The mean is the sum of all values divided by the number of values:

$$\begin{gathered} \overline{x}=\frac{10.2+2.7+\dots +2.2+0.2}{16} \\ \approx 4.5563 \end{gathered}$$

$n$ is the number of values in the data set.
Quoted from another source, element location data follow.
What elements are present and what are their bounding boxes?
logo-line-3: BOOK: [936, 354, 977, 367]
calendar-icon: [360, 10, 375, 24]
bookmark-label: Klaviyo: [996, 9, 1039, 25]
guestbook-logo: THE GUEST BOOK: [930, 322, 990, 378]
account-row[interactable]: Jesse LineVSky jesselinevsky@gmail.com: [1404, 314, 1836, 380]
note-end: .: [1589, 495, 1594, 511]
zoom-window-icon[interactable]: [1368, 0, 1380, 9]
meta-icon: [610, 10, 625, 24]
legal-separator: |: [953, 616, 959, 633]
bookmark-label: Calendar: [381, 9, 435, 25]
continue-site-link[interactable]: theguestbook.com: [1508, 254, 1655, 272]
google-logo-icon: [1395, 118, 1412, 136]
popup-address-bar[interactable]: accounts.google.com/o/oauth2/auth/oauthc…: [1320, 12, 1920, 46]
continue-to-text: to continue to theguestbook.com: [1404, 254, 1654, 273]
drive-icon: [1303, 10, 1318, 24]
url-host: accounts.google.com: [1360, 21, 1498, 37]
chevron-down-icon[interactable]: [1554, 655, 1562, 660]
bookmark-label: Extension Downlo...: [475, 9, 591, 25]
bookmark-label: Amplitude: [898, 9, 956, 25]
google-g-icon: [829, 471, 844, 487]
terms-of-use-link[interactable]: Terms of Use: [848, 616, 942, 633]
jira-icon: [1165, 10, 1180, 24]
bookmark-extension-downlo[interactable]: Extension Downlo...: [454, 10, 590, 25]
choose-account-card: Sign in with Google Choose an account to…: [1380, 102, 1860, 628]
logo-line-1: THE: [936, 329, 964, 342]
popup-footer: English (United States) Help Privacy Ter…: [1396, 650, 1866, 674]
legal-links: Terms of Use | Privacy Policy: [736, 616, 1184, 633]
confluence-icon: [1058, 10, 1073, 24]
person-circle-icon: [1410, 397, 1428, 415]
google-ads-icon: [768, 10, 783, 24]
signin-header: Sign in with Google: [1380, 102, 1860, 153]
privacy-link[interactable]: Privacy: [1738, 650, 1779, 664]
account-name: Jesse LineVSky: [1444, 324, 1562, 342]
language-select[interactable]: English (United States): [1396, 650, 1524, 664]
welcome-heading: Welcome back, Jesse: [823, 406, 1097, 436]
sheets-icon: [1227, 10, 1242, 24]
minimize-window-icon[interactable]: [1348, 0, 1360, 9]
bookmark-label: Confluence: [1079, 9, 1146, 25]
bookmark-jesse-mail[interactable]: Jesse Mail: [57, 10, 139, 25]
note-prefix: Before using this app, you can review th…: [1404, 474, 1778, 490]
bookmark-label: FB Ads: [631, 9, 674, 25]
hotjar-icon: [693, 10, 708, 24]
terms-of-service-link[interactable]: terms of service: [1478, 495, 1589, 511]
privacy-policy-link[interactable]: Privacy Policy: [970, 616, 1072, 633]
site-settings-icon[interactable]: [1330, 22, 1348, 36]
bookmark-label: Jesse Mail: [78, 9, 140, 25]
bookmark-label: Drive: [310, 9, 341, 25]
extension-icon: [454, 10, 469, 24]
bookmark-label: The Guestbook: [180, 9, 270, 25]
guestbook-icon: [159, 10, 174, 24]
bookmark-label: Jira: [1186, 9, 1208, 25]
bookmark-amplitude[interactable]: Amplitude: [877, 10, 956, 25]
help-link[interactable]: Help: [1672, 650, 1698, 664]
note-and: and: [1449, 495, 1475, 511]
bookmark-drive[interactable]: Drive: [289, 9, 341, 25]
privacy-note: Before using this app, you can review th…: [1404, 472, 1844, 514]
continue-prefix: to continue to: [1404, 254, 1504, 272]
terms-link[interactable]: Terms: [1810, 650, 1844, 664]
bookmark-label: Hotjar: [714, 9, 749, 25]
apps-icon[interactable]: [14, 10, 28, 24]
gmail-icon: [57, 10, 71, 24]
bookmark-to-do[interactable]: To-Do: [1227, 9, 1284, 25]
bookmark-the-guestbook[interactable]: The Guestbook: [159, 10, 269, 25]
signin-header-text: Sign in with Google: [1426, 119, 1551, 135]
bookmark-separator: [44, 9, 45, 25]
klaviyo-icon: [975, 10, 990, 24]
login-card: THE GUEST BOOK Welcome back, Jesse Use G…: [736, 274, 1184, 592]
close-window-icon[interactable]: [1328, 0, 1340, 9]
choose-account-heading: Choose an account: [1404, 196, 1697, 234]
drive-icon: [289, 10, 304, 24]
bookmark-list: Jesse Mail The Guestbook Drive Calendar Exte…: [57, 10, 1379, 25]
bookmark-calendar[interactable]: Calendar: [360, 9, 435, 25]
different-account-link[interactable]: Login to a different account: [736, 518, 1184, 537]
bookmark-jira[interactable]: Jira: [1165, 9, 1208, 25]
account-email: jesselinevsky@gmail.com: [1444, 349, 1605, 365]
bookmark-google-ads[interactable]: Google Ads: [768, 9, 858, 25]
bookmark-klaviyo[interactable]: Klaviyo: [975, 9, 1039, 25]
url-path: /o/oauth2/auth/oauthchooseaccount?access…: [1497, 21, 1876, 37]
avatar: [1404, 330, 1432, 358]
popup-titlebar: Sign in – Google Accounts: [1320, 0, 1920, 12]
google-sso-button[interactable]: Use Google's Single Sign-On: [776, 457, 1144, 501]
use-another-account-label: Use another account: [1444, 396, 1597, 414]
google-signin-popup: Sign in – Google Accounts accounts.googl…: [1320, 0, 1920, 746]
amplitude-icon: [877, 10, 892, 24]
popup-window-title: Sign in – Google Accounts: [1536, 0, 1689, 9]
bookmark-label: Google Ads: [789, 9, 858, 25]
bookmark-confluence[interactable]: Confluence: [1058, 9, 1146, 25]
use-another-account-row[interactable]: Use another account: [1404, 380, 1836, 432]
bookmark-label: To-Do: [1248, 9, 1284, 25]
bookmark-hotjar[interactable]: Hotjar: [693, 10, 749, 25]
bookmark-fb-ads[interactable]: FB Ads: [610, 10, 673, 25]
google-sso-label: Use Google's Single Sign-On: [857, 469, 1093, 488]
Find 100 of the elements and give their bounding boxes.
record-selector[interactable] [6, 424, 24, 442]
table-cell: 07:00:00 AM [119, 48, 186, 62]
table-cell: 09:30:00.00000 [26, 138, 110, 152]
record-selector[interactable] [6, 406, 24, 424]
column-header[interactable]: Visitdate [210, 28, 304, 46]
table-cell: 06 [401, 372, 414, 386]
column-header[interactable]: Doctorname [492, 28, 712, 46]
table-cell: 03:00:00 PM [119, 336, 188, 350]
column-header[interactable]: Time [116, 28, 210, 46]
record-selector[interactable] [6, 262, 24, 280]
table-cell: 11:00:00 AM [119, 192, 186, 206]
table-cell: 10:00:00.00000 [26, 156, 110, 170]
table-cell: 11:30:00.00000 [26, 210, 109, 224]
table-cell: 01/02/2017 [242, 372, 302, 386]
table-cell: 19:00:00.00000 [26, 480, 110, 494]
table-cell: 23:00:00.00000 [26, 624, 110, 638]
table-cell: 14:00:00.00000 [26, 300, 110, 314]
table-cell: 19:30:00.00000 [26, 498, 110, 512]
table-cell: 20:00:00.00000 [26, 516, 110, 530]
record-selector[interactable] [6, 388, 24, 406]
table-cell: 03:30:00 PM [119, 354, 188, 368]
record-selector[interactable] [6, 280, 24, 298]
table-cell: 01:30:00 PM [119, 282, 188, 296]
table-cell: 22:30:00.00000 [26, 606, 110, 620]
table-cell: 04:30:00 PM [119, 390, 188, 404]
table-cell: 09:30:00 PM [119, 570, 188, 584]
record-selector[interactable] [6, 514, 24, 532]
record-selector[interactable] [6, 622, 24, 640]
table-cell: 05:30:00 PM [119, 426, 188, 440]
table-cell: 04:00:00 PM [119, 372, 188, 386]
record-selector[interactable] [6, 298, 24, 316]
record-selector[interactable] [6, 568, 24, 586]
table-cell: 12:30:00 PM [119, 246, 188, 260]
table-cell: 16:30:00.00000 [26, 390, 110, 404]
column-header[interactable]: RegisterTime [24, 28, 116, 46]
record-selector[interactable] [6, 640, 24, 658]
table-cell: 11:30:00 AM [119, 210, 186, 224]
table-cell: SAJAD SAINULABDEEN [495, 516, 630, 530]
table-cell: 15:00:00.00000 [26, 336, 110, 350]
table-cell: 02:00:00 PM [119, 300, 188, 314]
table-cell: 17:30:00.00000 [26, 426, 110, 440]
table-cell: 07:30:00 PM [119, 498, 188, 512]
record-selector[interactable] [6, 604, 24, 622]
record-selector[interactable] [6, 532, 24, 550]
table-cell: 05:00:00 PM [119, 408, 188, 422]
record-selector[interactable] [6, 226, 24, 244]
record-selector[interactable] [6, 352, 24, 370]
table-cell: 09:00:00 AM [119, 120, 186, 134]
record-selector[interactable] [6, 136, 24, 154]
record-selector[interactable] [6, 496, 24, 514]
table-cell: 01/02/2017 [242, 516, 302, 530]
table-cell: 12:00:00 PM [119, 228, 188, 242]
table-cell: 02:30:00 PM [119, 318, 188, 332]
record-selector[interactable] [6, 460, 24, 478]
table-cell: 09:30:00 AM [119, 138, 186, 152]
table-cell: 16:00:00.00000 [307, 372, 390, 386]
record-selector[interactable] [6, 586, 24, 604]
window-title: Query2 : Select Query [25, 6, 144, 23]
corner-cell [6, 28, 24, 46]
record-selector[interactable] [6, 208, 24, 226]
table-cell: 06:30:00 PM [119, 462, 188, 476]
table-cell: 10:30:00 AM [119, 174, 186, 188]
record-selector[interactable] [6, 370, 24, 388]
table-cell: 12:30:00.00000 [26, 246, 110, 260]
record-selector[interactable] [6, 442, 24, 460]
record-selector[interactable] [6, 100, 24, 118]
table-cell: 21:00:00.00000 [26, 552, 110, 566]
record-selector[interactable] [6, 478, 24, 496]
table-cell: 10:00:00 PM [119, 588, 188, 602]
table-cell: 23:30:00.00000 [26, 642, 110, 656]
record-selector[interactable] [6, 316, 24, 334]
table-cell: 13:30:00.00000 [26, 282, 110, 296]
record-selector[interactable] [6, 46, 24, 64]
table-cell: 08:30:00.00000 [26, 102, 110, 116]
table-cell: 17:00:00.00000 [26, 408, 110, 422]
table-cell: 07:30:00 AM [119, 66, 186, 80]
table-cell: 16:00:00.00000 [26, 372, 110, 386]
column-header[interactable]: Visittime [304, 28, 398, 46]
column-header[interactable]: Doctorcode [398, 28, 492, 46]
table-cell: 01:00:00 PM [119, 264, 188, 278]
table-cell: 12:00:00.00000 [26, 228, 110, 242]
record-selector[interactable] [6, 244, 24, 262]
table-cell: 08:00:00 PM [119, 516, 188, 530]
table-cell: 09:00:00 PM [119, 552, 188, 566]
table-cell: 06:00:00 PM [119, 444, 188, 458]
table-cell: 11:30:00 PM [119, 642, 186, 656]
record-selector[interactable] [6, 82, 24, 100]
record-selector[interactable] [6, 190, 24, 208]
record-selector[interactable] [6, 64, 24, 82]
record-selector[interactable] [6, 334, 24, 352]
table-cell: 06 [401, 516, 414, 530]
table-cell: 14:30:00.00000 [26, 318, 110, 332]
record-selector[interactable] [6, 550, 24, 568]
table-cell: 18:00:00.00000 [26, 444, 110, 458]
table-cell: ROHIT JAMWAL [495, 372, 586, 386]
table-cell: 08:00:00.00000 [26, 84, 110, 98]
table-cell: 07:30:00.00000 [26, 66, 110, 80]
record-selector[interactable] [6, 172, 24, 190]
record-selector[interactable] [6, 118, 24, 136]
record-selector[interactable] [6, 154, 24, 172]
The variance is the sum of squared deviations from the mean divided by $n-1$ :

$$\begin{gathered} s^2=\frac{(10.2-4.5563{)}^2+\dots ..+(0.2-4.5563{)}^2}{16-1} \\ \approx 10.4040 \end{gathered}$$

The standard deviation is the square root of the variance:

$$\begin{gathered} s=\sqrt{10.4040} \\ \approx 3.2255 \end{gathered}$$

Determine the t-value by looking in the row starting with degrees of freedom $n-1=16-1=15$ and in the row with $c=95\%$ in table B :

$t^{*}=2.131$

The margin of error is then:

$$\begin{gathered} E=t^{*}·\frac{s}{\sqrt{n}} \\ =2.131\times \frac{3.2255}{\sqrt{16}} \\ \approx 1.7184 \end{gathered}$$

Then the confidence interval becomes:

$$\begin{gathered} 2.8379=4.5563-1.7184 \\ =\overline{x}-E<\mu <\overline{x}+E \\ =4.5563+1.7184 \\ =6.2747 \end{gathered}$$

$\begin{array}{rrr}\text{ Sample 1 }& \text{ Sample 2 }& \text{ Difference D }\\ 45.9& 35.7& 10.2\\ 41.9& 39.2& 2.7\\ 37.5& 31.1& 6.4\\ 33.4& 28.1& 5.3\\ 31& 24& 7\\ 30.5& 28.7& 1.8\\ 30.9& 25.9& 5\\ 31.9& 23.3& 8.6\\ 30.4& 23.1& 7.3\\ 27.3& 23.7& 3.6\\ 20.4& 20.9& -0.5\\ 24.5& 16.1& 8.4\\ 20.9& 19.9& 1\\ 18.9& 15.2& 3.7\\ 13.7& 11.5& 2.2\\ 11.4& 11.2& 0.2\\ Mean& & 4.5563\\ Sd& & 3.2255\end{array}$

Confidence interval found in exercise part (a):

$2.8925<\mu <6.2201$

The confidence interval does not contain $0$ and thus there is convincing evidence of a difference in the two methods of estimating tire wear.